In this type of learning, the algorithm is trained upon a combination of labeled and unlabeled data. Typically, this combination will contain a very small amount of labeled data and a very large amount of unlabeled data. The basic procedure involved is that first, the programmer will cluster similar data using an unsupervised learning algorithm and then use the existing labeled data to label the rest of the unlabeled data.
A Semi-Supervised algorithm works with the following assumptions about the data :
- Continuity Assumption:The algorithm assumes that the points which are closer to each other are more likely to have the same output label.
- Cluster Assumption: The data can be divided into discrete clusters and points in the same cluster are more likely to share an output label.
- Manifold Assumption: This assumption allows the use of distances and densities which are defined on a manifold.
In 2016 Google launched a new Semi-Supervised learning tool called Google Expander too.

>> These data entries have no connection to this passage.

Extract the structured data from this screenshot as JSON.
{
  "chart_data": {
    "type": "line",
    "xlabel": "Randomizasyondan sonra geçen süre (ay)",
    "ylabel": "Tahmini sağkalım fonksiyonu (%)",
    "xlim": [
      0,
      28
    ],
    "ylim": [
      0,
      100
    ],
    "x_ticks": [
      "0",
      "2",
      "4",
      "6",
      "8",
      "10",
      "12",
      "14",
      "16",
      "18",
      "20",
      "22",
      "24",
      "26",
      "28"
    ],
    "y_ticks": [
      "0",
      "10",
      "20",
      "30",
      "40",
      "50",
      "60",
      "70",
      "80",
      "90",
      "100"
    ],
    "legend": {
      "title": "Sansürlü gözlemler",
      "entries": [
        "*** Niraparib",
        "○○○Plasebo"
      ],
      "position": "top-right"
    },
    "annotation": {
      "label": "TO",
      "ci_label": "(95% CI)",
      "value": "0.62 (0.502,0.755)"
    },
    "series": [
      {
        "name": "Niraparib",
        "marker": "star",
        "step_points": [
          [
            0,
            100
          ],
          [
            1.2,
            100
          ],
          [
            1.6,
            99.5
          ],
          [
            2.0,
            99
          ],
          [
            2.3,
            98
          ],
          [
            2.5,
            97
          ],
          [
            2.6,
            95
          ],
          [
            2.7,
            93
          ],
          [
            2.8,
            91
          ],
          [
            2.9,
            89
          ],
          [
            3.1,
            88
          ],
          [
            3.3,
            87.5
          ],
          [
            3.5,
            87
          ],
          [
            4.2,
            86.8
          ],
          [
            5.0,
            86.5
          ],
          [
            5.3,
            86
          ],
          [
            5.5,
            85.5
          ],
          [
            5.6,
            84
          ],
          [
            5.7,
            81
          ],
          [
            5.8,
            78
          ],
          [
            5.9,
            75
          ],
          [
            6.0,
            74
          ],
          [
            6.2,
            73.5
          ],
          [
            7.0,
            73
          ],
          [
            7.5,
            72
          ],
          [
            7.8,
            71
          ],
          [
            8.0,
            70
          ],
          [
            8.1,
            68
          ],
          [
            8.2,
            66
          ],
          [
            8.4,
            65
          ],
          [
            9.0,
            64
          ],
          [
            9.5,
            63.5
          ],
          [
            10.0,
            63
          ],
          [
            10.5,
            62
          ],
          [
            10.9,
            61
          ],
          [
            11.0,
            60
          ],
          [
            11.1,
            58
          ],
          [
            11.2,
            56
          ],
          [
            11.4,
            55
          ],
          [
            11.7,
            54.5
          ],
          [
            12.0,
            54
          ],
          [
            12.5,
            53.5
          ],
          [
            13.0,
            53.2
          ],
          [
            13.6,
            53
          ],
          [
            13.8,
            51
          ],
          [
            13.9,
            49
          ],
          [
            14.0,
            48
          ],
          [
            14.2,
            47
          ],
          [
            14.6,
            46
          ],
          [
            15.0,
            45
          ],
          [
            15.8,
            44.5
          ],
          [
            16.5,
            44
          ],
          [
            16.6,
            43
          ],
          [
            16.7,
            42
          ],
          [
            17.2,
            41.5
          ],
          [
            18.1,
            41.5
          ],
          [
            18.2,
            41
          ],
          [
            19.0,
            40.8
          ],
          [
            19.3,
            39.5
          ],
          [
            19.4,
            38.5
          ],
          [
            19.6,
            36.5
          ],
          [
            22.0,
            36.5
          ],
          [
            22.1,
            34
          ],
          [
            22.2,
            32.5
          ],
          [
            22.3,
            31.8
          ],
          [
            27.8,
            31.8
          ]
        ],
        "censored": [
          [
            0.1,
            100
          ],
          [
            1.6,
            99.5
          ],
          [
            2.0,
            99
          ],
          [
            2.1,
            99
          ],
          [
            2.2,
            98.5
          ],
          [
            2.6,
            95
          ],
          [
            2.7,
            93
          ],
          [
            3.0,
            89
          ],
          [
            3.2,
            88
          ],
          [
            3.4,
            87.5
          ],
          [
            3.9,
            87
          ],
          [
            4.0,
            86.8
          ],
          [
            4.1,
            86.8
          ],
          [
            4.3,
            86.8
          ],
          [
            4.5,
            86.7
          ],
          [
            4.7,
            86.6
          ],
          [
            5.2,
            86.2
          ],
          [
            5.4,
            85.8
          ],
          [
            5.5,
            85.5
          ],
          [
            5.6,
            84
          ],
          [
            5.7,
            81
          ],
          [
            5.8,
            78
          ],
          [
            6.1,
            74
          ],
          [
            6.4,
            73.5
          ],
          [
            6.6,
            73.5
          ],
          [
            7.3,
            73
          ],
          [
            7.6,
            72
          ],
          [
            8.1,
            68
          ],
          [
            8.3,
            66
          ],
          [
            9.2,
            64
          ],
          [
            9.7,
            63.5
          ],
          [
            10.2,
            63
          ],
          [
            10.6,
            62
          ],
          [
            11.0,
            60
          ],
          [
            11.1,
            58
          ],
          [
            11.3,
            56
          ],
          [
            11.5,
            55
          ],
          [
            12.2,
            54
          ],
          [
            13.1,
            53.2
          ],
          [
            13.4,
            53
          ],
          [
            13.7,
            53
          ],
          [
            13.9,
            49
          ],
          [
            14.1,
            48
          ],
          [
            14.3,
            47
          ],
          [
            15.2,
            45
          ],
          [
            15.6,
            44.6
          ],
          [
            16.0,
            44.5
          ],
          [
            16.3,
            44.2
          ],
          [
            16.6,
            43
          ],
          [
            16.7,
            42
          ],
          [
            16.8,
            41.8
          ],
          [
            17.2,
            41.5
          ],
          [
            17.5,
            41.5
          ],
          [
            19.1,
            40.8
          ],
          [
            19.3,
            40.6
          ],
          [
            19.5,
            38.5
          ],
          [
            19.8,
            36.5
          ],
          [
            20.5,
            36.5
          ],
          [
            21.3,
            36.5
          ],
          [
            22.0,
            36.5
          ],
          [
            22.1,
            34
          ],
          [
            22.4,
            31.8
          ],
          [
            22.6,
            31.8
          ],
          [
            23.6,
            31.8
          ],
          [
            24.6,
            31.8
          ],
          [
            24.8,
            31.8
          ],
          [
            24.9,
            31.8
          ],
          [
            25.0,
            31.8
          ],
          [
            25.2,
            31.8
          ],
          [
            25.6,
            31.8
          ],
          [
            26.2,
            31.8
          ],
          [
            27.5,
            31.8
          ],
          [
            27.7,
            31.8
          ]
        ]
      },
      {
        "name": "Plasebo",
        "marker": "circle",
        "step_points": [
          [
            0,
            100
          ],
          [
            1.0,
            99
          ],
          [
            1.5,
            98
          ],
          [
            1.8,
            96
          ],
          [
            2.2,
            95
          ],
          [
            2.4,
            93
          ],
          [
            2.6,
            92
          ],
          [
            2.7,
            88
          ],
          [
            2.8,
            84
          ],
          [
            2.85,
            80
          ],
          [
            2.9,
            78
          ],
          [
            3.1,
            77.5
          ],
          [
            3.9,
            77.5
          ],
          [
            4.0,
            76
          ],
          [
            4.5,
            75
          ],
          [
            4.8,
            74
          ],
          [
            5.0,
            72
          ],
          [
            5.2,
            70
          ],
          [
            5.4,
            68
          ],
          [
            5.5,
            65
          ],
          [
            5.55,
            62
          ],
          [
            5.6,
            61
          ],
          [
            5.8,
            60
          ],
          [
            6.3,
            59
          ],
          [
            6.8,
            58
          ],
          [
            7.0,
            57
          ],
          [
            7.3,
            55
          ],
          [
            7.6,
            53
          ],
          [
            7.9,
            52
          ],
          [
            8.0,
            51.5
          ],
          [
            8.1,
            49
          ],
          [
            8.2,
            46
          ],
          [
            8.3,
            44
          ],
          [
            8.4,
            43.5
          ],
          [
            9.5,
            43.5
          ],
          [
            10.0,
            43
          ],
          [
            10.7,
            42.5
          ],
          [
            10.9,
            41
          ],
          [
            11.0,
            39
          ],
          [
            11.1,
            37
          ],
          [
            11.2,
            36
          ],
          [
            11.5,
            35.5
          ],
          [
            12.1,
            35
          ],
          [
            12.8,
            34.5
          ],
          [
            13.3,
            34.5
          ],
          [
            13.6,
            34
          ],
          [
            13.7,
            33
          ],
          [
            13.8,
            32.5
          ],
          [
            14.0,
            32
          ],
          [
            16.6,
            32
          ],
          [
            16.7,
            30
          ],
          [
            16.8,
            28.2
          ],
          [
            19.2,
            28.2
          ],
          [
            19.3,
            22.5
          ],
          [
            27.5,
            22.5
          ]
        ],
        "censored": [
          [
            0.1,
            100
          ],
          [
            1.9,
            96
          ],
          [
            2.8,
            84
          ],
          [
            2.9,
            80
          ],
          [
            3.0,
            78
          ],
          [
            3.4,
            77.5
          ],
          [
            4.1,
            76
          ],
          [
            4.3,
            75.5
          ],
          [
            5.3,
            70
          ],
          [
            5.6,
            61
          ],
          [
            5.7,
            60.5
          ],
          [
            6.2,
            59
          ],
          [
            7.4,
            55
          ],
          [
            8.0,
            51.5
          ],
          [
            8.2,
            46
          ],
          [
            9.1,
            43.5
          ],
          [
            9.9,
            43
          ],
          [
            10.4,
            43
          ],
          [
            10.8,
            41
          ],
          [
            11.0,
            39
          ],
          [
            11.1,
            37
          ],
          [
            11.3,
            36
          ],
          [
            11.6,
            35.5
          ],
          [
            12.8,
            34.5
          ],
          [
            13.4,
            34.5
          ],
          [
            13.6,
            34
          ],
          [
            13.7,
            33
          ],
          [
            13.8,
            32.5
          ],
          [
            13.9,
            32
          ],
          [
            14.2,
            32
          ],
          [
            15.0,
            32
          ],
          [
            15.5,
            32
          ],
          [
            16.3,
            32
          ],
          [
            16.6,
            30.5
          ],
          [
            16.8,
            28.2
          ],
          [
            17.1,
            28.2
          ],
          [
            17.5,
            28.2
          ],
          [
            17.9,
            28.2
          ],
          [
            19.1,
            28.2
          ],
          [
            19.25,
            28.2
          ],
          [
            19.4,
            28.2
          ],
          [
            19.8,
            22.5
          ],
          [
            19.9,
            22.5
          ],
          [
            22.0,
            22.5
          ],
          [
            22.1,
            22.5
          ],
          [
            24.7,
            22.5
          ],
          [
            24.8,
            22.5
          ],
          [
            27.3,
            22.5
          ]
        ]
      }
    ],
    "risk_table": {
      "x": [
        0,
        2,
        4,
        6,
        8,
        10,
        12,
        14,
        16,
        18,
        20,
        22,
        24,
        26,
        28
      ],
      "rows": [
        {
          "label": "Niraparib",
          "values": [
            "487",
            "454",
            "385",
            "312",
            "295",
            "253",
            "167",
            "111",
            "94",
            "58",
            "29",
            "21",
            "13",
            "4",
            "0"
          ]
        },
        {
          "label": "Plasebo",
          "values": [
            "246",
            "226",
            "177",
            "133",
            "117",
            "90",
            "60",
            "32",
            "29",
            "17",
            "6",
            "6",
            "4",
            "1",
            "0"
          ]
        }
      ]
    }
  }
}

Here are some practical applications of Semi-Supervised Learning :
- Speech Analysis
- Internet Content Classification
- Protein Sequence Classification
- CONCLUSIVELY…
Supervised learning techniques construct predictive models by learning from a large number of training examples, where each training example has a label indicating its ground-truth output.
Supervised learning techniques have achieved great success when there is strong supervision information like a large number of training examples with ground-truth labels.
This is a brief guide for your starters, so stop making excuses for expensive boot camps, a simple guide may guide you enough to start your dig.